In this case the driver seeking coverage was authorized to use her friend’s vehicle as if it was her own while her vehicle was being repaired.
This case involved claims by the estates of passengers who were killed in a single vehicle accident. Claims were brought against the driver of the accident vehicle. The accident vehicle had been furnished to the driver by a friend whose driver’s license had been suspended. The vehicle owned by the driver had broken down two weeks earlier. Because of this unavailability, the vehicle owner authorized the driver to use the accident vehicle as if it were the driver’s own vehicle until the driver’s vehicle had been fixed. As a condition of this arrangement, the driver agreed to provide rides in the accident vehicle to the owner because of the owner’s driver’s license suspension. The accident vehicle was in the possession of the driver, who used the vehicle to driver to and from work, to visit relatives, and to go to the tanning salon and gym. The driver was given possession of the accident vehicle keys. The vehicle was kept at the driver’s home and the driver paid for gas most of the time.
At the time of the accident, the driver was a resident of her mother’s household. The mother had a personal auto policy issued by Amica. An exclusion within that policy applied to any liability arising out of the use of a vehicle furnished for the regular use of any family member. The trial court held that the Amica policy’s regular use exclusion applied.
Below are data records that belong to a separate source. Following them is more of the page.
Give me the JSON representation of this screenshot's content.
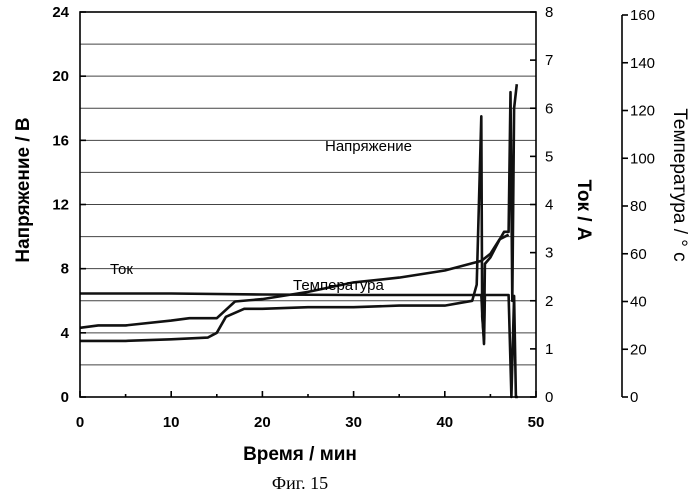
{
  "chart_data": {
    "type": "line",
    "caption": "Фиг. 15",
    "xlabel": "Время / мин",
    "xlim": [
      0,
      50
    ],
    "x_ticks": [
      0,
      10,
      20,
      30,
      40,
      50
    ],
    "grid": "horizontal",
    "axes": {
      "left": {
        "label": "Напряжение / В",
        "lim": [
          0,
          24
        ],
        "ticks": [
          0,
          4,
          8,
          12,
          16,
          20,
          24
        ]
      },
      "right1": {
        "label": "Ток / А",
        "lim": [
          0,
          8
        ],
        "ticks": [
          0,
          1,
          2,
          3,
          4,
          5,
          6,
          7,
          8
        ]
      },
      "right2": {
        "label": "Температура  / ° с",
        "lim": [
          0,
          160
        ],
        "ticks": [
          0,
          20,
          40,
          60,
          80,
          100,
          120,
          140,
          160
        ]
      }
    },
    "annotations": [
      "Ток",
      "Напряжение",
      "Температура"
    ],
    "series": [
      {
        "name": "Напряжение",
        "axis": "left",
        "x": [
          0,
          5,
          10,
          14,
          15,
          16,
          18,
          20,
          25,
          30,
          35,
          40,
          43,
          43.5,
          44,
          44.1,
          44.3,
          44.4,
          45,
          46,
          46.5,
          47,
          47.2,
          47.4,
          47.6,
          47.9
        ],
        "y": [
          3.5,
          3.5,
          3.6,
          3.7,
          4.0,
          5.0,
          5.5,
          5.5,
          5.6,
          5.6,
          5.7,
          5.7,
          6.0,
          7.0,
          17.5,
          5.0,
          3.6,
          8.3,
          8.7,
          9.8,
          10.3,
          10.3,
          19.0,
          6.0,
          18.0,
          19.5
        ]
      },
      {
        "name": "Ток",
        "axis": "right1",
        "x": [
          0,
          10,
          20,
          30,
          40,
          44,
          44.3,
          44.4,
          44.6,
          47,
          47.3,
          47.6,
          47.8,
          48
        ],
        "y": [
          2.15,
          2.15,
          2.13,
          2.12,
          2.12,
          2.12,
          1.1,
          2.12,
          2.12,
          2.12,
          0.0,
          2.1,
          0.0,
          0.0
        ]
      },
      {
        "name": "Температура",
        "axis": "right2",
        "x": [
          0,
          2,
          5,
          10,
          12,
          15,
          17,
          20,
          25,
          30,
          35,
          40,
          43,
          44,
          45,
          46,
          47
        ],
        "y": [
          29,
          30,
          30,
          32,
          33,
          33,
          40,
          41,
          44,
          48,
          50,
          53,
          56,
          57,
          60,
          66,
          68
        ]
      }
    ]
  }
}
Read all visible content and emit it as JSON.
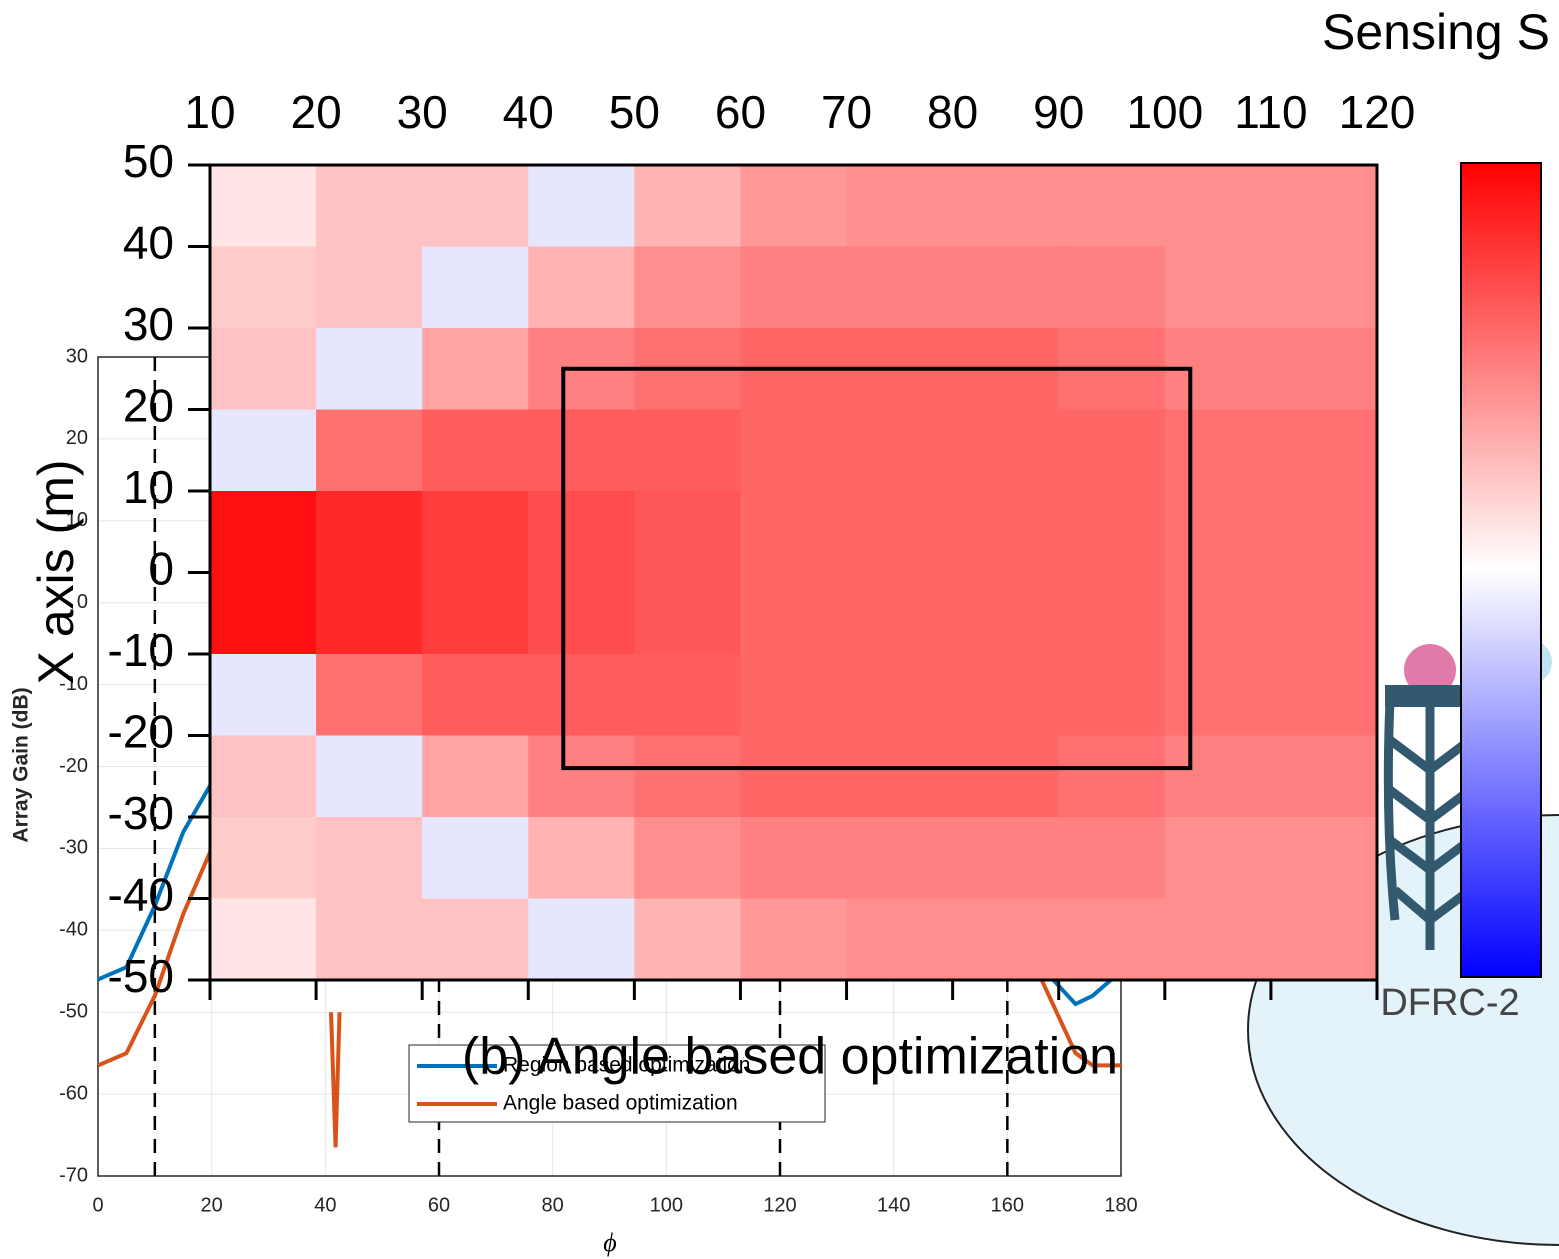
{
  "chart_data": {
    "charts": [
      {
        "type": "line",
        "xlabel": "ϕ",
        "ylabel": "Array Gain (dB)",
        "x": [
          0,
          5,
          10,
          15,
          20,
          40,
          41,
          41.8,
          42.5,
          43.5,
          166,
          168,
          172,
          175,
          180
        ],
        "series": [
          {
            "name": "Region based optimization",
            "color": "#0072bd",
            "values": [
              -46,
              -44.5,
              -37,
              -28,
              -22,
              null,
              null,
              null,
              null,
              null,
              null,
              -46,
              -49,
              -48,
              -45
            ]
          },
          {
            "name": "Angle based optimization",
            "color": "#d95319",
            "values": [
              -56.5,
              -55,
              -48,
              -38,
              -30,
              null,
              -50,
              -66.5,
              -50,
              null,
              -46,
              -49,
              -55,
              -56.5,
              -56.5
            ]
          }
        ],
        "vlines": [
          10,
          60,
          120,
          160
        ],
        "xlim": [
          0,
          180
        ],
        "xticks": [
          0,
          20,
          40,
          60,
          80,
          100,
          120,
          140,
          160,
          180
        ],
        "ylim": [
          -70,
          30
        ],
        "yticks": [
          -70,
          -60,
          -50,
          -40,
          -30,
          -20,
          -10,
          0,
          10,
          20,
          30
        ],
        "grid": true,
        "legend": "bottom-center"
      },
      {
        "type": "heatmap",
        "title": "Sensing S",
        "caption": "(b) Angle based optimization",
        "ylabel": "X axis (m)",
        "xlim": [
          10,
          120
        ],
        "xticks": [
          10,
          20,
          30,
          40,
          50,
          60,
          70,
          80,
          90,
          100,
          110,
          120
        ],
        "ylim": [
          -50,
          50
        ],
        "yticks": [
          -50,
          -40,
          -30,
          -20,
          -10,
          0,
          10,
          20,
          30,
          40,
          50
        ],
        "cmap": [
          "#0000ff",
          "#ffffff",
          "#ff0000"
        ],
        "clim": [
          0,
          1
        ],
        "z": [
          [
            0.55,
            0.62,
            0.62,
            0.45,
            0.65,
            0.7,
            0.72,
            0.72,
            0.72,
            0.72,
            0.72
          ],
          [
            0.6,
            0.62,
            0.45,
            0.65,
            0.72,
            0.75,
            0.75,
            0.75,
            0.75,
            0.72,
            0.72
          ],
          [
            0.62,
            0.45,
            0.68,
            0.75,
            0.78,
            0.8,
            0.8,
            0.8,
            0.78,
            0.75,
            0.75
          ],
          [
            0.45,
            0.78,
            0.82,
            0.82,
            0.82,
            0.8,
            0.8,
            0.8,
            0.8,
            0.78,
            0.78
          ],
          [
            0.97,
            0.92,
            0.88,
            0.85,
            0.83,
            0.8,
            0.8,
            0.8,
            0.8,
            0.78,
            0.78
          ],
          [
            0.97,
            0.92,
            0.88,
            0.85,
            0.83,
            0.8,
            0.8,
            0.8,
            0.8,
            0.78,
            0.78
          ],
          [
            0.45,
            0.78,
            0.82,
            0.82,
            0.82,
            0.8,
            0.8,
            0.8,
            0.8,
            0.78,
            0.78
          ],
          [
            0.62,
            0.45,
            0.68,
            0.75,
            0.78,
            0.8,
            0.8,
            0.8,
            0.78,
            0.75,
            0.75
          ],
          [
            0.6,
            0.62,
            0.45,
            0.65,
            0.72,
            0.75,
            0.75,
            0.75,
            0.75,
            0.72,
            0.72
          ],
          [
            0.55,
            0.62,
            0.62,
            0.45,
            0.65,
            0.7,
            0.72,
            0.72,
            0.72,
            0.72,
            0.72
          ]
        ],
        "region": {
          "x": [
            43.3,
            102.4
          ],
          "y": [
            -24,
            25
          ]
        }
      }
    ]
  },
  "illustration": {
    "label": "DFRC-2"
  }
}
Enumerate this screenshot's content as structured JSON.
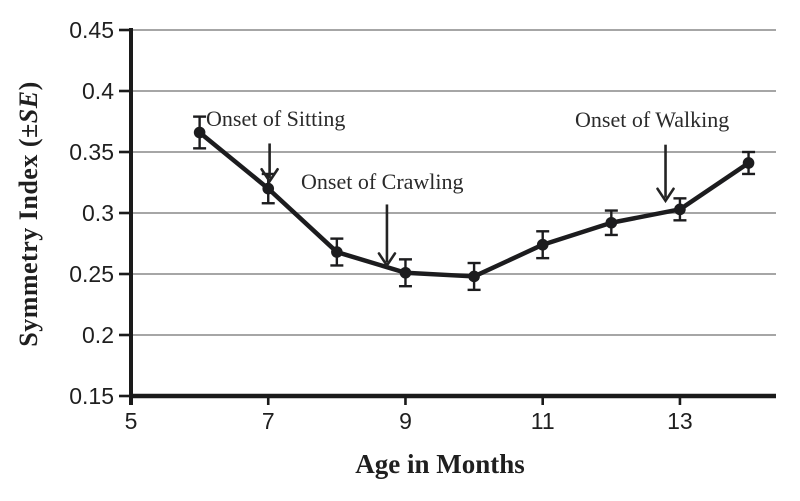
{
  "chart_data": {
    "type": "line",
    "title": "",
    "xlabel": "Age in Months",
    "ylabel": "Symmetry Index (±SE)",
    "ylabel_parts": {
      "prefix": "Symmetry Index (±",
      "italic": "SE",
      "suffix": ")"
    },
    "x": [
      6,
      7,
      8,
      9,
      10,
      11,
      12,
      13,
      14
    ],
    "series": [
      {
        "name": "Symmetry Index",
        "values": [
          0.366,
          0.32,
          0.268,
          0.251,
          0.248,
          0.274,
          0.292,
          0.303,
          0.341
        ],
        "se": [
          0.013,
          0.012,
          0.011,
          0.011,
          0.011,
          0.011,
          0.01,
          0.009,
          0.009
        ]
      }
    ],
    "xticks": [
      5,
      7,
      9,
      11,
      13
    ],
    "xtick_labels": [
      "5",
      "7",
      "9",
      "11",
      "13"
    ],
    "yticks": [
      0.15,
      0.2,
      0.25,
      0.3,
      0.35,
      0.4,
      0.45
    ],
    "ytick_labels": [
      "0.15",
      "0.2",
      "0.25",
      "0.3",
      "0.35",
      "0.4",
      "0.45"
    ],
    "xlim": [
      5,
      14.4
    ],
    "ylim": [
      0.15,
      0.45
    ],
    "grid": "horizontal",
    "legend": "none",
    "line_color": "#1c1c1e",
    "grid_color": "#999999",
    "axis_color": "#1a1a1a",
    "text_color": "#1f1f1f",
    "annotations": [
      {
        "label": "Onset of Sitting",
        "arrow": {
          "x": 7.02,
          "from": 0.357,
          "to": 0.326
        }
      },
      {
        "label": "Onset of Crawling",
        "arrow": {
          "x": 8.73,
          "from": 0.307,
          "to": 0.257
        }
      },
      {
        "label": "Onset of Walking",
        "arrow": {
          "x": 12.79,
          "from": 0.356,
          "to": 0.31
        }
      }
    ]
  }
}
The Maine Supreme Judicial Court affirmed.
The Maine Supreme Judicial Court noted that regular use exclusions were meant to prevent any insured from receiving coverage for use of a vehicle without paying a premium for the coverage when that vehicle was available for regular use. The court found that there could be “regular use” of a vehicle even though some restrictions or limitations were imposed on the use of the vehicle. In determining whether use was regular rather than occasional or incidental, the court considered that the drivers use the accident vehicle as though it was her own, had the only set of keys, kept the car at her house, and paid for gas. Just because the owner of the vehicle imposed a condition upon that use which required the driver to give the owner of the vehicle rides did not convert the use to occasional or incidental rather than regular. The court was dismissive of the short duration of the use as being determinative in the analysis because the court declined to hold that “temporary” use could not also be “regular” use.